I am officially registered as a Visitor for the Conference. I got in and almost managed to get myself lost in the downtown area.
But I got to the Convention Center okay. What an amazing place! I spoke a little bit to some people from Zimbabwe and just continued to marvel at what an awesome site it is when a worldwide body gets together.
For those of you who haven't checked it out yet, the official blog of the General Conference is http://www.gc2008.umc.org/. The worship service tonight (and actually, if you're reading the blog, it's after midnight, so it's probably last night) was streamed live on the video. Most of the addresses tomorrow will also be streamed live (starting at 8:00am on Thursday with the bishop's address).
I think my overwhelming impression tonight was reserve. That was understandable because there's such tension around the issues that we're facing and, from some quarters, fear about what we'll do about various things.
But then Bishop Huie started to speak. And it made me glad. I've heard so much over the past few years about what's wrong with the church and speculations about whose fault it is and how if they'd just listen to X-Y-Z, everything would get fixed. I've even made a few of those comments and speculations. And they come from a negative space or perhaps a reality space.
Tonight, though, we went to the place of hope. That may seem self-evident that the opening sermon would be about hope, since this is, after all a Conference whose title is "A Future With Hope." But there was a difference in her preaching...a difference in the hope she described.
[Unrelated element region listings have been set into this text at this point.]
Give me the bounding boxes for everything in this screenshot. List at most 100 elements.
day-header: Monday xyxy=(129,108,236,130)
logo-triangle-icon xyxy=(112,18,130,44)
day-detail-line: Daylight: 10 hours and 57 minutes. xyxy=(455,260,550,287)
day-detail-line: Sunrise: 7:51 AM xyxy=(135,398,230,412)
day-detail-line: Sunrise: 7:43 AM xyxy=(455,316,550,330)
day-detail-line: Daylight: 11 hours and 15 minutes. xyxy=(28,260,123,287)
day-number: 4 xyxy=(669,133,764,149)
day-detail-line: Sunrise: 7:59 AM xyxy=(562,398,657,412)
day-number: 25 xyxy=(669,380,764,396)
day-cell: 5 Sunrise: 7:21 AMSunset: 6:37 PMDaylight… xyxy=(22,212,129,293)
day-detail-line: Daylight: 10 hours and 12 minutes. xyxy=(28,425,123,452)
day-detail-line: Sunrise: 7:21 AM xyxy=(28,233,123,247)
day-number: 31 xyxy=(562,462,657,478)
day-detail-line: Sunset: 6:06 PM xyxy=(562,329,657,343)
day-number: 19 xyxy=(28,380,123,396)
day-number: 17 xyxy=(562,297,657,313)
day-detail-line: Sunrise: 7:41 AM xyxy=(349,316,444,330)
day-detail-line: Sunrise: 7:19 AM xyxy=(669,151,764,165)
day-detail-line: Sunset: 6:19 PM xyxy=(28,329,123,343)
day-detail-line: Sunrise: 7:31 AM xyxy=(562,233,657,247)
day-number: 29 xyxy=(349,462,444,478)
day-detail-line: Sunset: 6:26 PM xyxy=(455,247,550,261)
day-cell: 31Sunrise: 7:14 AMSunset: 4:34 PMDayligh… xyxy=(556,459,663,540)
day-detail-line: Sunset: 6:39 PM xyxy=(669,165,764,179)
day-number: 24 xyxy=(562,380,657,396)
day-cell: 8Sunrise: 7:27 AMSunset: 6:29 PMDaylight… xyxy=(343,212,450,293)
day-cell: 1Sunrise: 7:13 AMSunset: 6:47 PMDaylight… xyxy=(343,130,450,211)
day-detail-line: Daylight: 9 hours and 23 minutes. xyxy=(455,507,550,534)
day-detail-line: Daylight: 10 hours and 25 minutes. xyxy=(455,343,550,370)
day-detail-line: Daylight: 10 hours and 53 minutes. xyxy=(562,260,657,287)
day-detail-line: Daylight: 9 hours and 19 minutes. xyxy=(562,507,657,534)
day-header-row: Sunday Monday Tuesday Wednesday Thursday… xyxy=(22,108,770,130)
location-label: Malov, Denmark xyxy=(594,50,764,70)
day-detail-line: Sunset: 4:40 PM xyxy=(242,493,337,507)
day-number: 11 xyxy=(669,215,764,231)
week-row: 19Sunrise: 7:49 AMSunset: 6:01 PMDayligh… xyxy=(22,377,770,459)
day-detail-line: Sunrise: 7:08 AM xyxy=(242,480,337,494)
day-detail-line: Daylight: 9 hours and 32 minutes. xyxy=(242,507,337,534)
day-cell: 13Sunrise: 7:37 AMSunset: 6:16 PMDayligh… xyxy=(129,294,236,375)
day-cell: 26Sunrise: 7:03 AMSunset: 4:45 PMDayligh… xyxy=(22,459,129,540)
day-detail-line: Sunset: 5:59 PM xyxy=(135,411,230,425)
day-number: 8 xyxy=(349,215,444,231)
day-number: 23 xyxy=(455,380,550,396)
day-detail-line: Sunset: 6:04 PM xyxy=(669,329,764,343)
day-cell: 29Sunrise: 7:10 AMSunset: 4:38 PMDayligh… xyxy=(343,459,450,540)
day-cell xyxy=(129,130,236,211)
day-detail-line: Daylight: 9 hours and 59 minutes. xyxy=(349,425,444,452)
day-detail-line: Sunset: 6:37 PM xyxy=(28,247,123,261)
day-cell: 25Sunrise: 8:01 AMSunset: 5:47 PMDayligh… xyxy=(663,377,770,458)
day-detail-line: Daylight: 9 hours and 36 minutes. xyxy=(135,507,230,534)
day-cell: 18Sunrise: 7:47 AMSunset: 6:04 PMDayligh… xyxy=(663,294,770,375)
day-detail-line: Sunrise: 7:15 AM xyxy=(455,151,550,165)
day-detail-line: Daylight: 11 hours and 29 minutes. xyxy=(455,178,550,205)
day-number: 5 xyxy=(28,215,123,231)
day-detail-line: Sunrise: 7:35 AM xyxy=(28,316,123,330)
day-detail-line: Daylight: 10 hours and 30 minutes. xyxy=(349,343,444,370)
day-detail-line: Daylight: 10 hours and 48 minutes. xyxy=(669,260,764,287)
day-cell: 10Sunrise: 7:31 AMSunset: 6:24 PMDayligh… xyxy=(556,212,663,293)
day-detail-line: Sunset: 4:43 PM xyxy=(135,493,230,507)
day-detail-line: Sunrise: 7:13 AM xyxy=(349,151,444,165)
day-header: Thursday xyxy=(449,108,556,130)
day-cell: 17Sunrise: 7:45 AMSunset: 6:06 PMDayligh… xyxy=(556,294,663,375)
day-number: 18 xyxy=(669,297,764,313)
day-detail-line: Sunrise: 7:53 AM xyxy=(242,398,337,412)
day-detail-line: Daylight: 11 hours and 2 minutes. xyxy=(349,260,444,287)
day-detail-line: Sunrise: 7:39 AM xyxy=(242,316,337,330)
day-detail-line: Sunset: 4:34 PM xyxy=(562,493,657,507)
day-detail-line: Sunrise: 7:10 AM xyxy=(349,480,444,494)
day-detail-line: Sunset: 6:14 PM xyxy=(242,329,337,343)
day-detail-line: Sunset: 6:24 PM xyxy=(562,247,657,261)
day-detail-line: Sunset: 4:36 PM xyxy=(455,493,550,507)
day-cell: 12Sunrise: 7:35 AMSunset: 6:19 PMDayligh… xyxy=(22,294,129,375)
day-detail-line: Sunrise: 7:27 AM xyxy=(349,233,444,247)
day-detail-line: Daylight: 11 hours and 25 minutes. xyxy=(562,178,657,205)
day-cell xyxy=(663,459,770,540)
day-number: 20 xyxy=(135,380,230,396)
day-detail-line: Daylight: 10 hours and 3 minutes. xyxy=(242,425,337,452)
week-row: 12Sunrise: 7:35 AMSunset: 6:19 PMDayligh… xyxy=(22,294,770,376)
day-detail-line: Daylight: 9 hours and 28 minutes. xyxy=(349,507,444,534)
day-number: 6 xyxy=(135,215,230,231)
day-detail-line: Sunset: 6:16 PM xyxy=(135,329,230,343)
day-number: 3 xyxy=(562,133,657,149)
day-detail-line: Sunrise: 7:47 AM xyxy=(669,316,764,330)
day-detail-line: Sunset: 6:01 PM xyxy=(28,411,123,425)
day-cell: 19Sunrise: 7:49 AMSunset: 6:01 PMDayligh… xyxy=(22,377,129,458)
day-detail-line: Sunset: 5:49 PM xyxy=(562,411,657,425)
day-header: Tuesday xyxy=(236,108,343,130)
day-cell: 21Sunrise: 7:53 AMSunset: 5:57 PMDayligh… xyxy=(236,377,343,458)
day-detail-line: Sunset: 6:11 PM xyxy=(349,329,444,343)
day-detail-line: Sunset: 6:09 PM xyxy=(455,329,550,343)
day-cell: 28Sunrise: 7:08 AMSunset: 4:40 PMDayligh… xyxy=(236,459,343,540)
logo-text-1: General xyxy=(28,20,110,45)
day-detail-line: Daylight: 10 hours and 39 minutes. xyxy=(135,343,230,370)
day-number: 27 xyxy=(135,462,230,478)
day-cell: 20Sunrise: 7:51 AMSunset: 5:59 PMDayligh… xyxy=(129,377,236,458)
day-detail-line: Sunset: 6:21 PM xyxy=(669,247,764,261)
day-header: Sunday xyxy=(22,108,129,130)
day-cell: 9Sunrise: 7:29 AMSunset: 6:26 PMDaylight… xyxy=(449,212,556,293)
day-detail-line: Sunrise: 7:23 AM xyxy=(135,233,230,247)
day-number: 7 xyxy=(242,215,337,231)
One of my favorite performers is a guy named David Wilcox (www.davidwilcox.com). He has a song whose chorus is, "Someday Soon made a promise I will follow. Someday Soon is why I try. Someday Soon told me, 'Take this cup of empty hope up to the well that's dry, where there's just enough of Someday Soon to satisfy.'"
I've always taken the Someday Soon to be a Kingdom of God time that leads us on and guides us. And the Kingdom of God is embodied in this hope which is enough to take nothing into a place of nothing and making something wonderful happen. That's the hope that we look to--not a fearful hope that says, "Are you sure this will work now?"
My prayers for the delegations tomorrow are that they taste and feel and see and hear that hope embodied in the people who are speaking, even when they disagree with them. I want this to be about the Someday Soon, and I want us all to be pulled on into the hope.